1701906607 Female Filmmakers in Focus Noora Niasari on Shayda Interviews

Female Filmmakers in Focus: Noora Niasari on Shayda | Interviews

Female Filmmakers in Focus Noora Niasari on Shayda Interviews

Quelle a été votre expérience en traversant les différents pipelines de développement australiens ?

J’ai eu la chance d’être accompagné pendant la majeure partie du développement. J’ai écrit le premier brouillon selon les spécifications, mais à partir de là, j’ai reçu du soutien. J’ai eu vraiment la chance de travailler avec une scénariste incroyable, Lynne Vincent McCarthy, qui est également la scénariste de Jennifer Kent. Elle m’a aidé de plusieurs manières à trouver cette objectivité et a également été une caisse de résonance.

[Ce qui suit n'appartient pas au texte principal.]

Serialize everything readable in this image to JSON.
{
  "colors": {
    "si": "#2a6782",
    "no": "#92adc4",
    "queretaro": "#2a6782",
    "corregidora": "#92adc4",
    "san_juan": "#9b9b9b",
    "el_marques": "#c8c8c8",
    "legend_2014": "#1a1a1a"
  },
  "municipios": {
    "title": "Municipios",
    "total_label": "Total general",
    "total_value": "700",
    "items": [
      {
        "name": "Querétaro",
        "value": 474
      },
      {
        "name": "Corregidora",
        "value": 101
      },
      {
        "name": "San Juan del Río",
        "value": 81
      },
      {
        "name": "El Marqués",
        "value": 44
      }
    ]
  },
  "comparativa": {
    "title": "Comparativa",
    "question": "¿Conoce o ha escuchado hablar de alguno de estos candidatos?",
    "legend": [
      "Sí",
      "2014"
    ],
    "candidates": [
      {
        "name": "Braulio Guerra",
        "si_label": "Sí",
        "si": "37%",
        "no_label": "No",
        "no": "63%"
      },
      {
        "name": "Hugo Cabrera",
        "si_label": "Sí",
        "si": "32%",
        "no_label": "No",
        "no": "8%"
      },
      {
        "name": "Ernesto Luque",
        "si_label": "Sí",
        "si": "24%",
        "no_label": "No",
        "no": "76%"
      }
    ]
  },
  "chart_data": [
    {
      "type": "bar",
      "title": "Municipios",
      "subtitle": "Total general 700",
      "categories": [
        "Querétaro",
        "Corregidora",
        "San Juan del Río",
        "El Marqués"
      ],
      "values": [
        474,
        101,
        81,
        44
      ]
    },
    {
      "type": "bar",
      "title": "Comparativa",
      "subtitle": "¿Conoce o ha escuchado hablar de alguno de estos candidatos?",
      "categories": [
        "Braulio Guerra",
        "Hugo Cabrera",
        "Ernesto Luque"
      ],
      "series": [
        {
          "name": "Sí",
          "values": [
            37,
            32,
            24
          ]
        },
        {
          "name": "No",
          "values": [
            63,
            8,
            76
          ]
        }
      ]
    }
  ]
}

Mais en ce qui concerne les notes qui sont parvenues au cours du processus de sélection des agences de cinéma, elles n’avaient pas beaucoup de notes lourdes. J’ai trouvé le processus en fait assez fluide. Je pense que cela s’explique en partie par la spécificité culturelle du film et son caractère unique dans le paysage cinématographique australien, car il vient d’une personne qui a vécu cette expérience spécifique. Je pense qu’il y avait un certain niveau de confiance dans mon écriture et ma capacité à porter cette histoire à l’écran. J’ai entendu beaucoup d’histoires de cinéastes australiens selon lesquelles les agences pourraient donner trop de notes ou des notes qui ne correspondent pas à leur vision, mais je n’ai pas trouvé que ce soit le cas pour « Shayda ». J’ai senti qu’ils m’avaient vraiment mis au défi de la bonne manière. Mais j’ai toujours senti que j’avais cette confiance et ce soutien.

Le film se déroule en 1995, et vous utilisez cette incroyable chanson de Rozalla «Everybody’s Free», qui correspond à merveille aux thèmes du film, mais qui est aussi tellement bop. Comment en êtes-vous arrivé à utiliser cette chanson ?

Cette chanson est tellement monumentale à bien des égards. J’ai grandi avec la musique des années 90, et surtout parce que ma mère allait en boîte de nuit en tant que mère célibataire dans les années 90. Elle jouait donc toutes ces chansons pendant que nous grandissions. «Everybody’s Free» était une de ces chansons pour être honnête et elle est toujours restée avec moi. J’ai juste senti que cela correspondait si bien à ce moment euphorique du voyage de Shayda. Surtout parce que le film parle avant tout de trouver la liberté et de trouver le pouvoir d’action dans sa vie. Tout dépend de son choix. Choisir comment vivre sa vie, comment s’habiller, comment divorcer, comment avoir une éducation et comment donner à sa fille une vie différente. Je pense que cette chanson illustre à merveille ce sentiment d’une femme ayant du pouvoir d’action. Et oui, c’est aussi une chanson merveilleuse sur laquelle danser. C’est un véritable hymne.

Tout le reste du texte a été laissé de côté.